Based on the video game of the same name (minus the obvious branding), Pokemon Detective Pikachu is a 2019 movie, part live action and part CGI. Tim Goodman (Justice Smith, Jurassic World) returns to Ryme City, where Pokemon roam free, and battling is forbidden, after learning his detective father has died in an accident. Tim soon comes across his father’s talking Pikachu (Ryan Reynolds), and the two set out to discover the truth, with the aid of aspiring journalist, Lucy (Kathryn Newton, Supernatural) and her Psyduck.

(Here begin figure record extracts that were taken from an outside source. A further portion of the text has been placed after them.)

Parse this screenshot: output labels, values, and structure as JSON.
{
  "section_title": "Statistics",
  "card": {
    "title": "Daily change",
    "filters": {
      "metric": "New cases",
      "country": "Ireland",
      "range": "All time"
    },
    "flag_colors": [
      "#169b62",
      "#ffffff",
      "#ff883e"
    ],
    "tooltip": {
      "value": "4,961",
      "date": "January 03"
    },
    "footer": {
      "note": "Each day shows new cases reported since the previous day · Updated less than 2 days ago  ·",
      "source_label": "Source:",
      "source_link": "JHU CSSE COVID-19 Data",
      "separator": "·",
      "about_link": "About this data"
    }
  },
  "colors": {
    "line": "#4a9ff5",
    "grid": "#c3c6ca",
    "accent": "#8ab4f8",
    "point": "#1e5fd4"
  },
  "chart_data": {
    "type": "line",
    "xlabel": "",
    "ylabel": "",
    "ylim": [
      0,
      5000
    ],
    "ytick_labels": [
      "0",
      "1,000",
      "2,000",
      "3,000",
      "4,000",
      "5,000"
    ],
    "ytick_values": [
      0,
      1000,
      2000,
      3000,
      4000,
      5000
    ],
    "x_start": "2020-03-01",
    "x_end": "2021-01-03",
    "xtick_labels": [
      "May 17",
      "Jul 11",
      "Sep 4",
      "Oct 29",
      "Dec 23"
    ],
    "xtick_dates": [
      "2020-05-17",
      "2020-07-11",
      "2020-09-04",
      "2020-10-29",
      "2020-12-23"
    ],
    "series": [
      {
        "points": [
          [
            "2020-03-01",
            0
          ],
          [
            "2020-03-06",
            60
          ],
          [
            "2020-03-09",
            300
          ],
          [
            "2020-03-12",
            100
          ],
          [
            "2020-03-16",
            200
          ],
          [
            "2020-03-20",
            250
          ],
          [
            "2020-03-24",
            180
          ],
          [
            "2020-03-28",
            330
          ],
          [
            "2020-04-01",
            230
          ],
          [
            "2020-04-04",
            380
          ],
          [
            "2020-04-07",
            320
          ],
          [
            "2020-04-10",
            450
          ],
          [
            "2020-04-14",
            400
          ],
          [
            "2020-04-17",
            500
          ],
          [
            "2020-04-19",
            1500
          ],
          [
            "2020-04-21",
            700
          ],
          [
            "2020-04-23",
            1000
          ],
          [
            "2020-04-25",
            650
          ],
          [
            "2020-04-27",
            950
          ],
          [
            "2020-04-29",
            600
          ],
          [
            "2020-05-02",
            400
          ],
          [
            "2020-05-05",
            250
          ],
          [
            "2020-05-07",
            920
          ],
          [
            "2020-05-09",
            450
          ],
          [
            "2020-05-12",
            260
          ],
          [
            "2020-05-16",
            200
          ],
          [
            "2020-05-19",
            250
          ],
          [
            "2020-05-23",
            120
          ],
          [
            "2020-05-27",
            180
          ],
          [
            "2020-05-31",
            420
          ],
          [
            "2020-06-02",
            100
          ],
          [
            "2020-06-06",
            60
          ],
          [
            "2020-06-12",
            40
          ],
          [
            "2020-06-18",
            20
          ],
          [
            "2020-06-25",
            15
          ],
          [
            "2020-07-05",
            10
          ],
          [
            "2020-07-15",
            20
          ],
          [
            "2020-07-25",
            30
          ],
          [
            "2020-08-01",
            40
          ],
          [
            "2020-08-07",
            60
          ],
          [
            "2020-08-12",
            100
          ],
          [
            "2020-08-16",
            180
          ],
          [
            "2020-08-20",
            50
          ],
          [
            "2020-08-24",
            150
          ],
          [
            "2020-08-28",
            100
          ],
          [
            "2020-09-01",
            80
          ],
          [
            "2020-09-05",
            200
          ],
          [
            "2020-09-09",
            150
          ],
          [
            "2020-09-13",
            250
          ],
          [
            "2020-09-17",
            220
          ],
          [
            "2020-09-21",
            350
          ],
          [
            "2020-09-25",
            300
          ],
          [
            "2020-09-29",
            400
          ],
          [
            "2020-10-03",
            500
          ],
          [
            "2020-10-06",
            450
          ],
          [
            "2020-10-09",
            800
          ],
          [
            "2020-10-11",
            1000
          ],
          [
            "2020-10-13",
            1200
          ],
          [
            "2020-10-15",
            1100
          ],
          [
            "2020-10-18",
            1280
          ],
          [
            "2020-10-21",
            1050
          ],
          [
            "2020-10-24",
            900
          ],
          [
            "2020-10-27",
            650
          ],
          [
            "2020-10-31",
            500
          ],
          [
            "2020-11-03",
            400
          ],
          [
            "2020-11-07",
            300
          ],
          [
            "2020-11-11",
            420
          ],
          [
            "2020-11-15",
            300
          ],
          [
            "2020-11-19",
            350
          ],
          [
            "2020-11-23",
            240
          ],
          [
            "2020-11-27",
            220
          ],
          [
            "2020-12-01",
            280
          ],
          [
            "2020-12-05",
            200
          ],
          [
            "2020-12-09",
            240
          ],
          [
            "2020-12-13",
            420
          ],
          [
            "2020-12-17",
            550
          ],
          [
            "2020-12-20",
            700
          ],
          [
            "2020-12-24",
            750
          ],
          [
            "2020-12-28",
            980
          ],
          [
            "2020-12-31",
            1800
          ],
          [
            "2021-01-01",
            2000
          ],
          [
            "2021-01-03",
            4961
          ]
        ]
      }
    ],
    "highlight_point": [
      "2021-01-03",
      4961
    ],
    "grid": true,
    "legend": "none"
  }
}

+ I wasn’t thrilled at Reynold’s casting as the titular Pikachu, but dang it if this didn’t dissipate at his very first scene. The snark and sass Reynolds-Pikachu has is hilarious, and combined with the, frankly, incredible animation on the furry (furry!) yellow rodent make him a standout in CGI animation history
+ in fact, all the Pokemon themselves, in every way, are a huge positive. They all look fantastic, and none look out of place in Ryme City, or the greater world being crafted. A Golurk standing guard outside a police station, where Police Arcanine (or in-training Growlithe) wander around makes total sense, and looks exactly was you want it to. A group of Loudred dropping the bass a living subwoofers made me giddy like a child, and flocks of Pidgey, semi-domesticated Aipom or random bugs and grass Pokemon in the forests are just treated as every day occurrences
+ this version of a world full of Pokemon was incredible from the first moment you see Ryme City. I legitimately got a little bit emotional as the movie swept across the streets, where humans and Pokemon lived in harmony together. The larger world, both seen and only mentioned, also to really help tie this movie into the grander lore of everything Pokemon
– all the human cast, but particularly the two main character, Tim (Smith) and Lucy (Newton) are bland, and only ever seem to take the focus off the monsters around them (a phrase I could have used for the recent Godzilla II, as well). I’m a big fan of Bill Nighy, but he was not used to his potential as entrepreneur Howard Clifford, and Ken Watanabe was little more than a cameo as Police Detective Hideo Yoshida
– there are some real plot holes by the conclusion of the film, some of which are hand-waved as ‘don’t think about it’, and others which should realistically ruin the entire premise of the movie, but I guess you can just not think about those as well
> watching this movie, I had the same child-like feeling of glee as when I watched Spider-man: Into the SpiderVerse recently. They are not films for children, necessarily (though this may be more than that was), but they tap into that nostalgia percetly
Should you see this film: Absolutely, with the caveat that non-Pokemon fans may not love it as much as I did. This is first and foremost a comedy, which surely everyone can enjoy on some level, but fans of the Pokemon series will find more to keep their interest. It was a bold move not to have the first live action movie featuring Ash/Red, but I think it paid off in spades, and I look forward to whatever direction the films go in the future.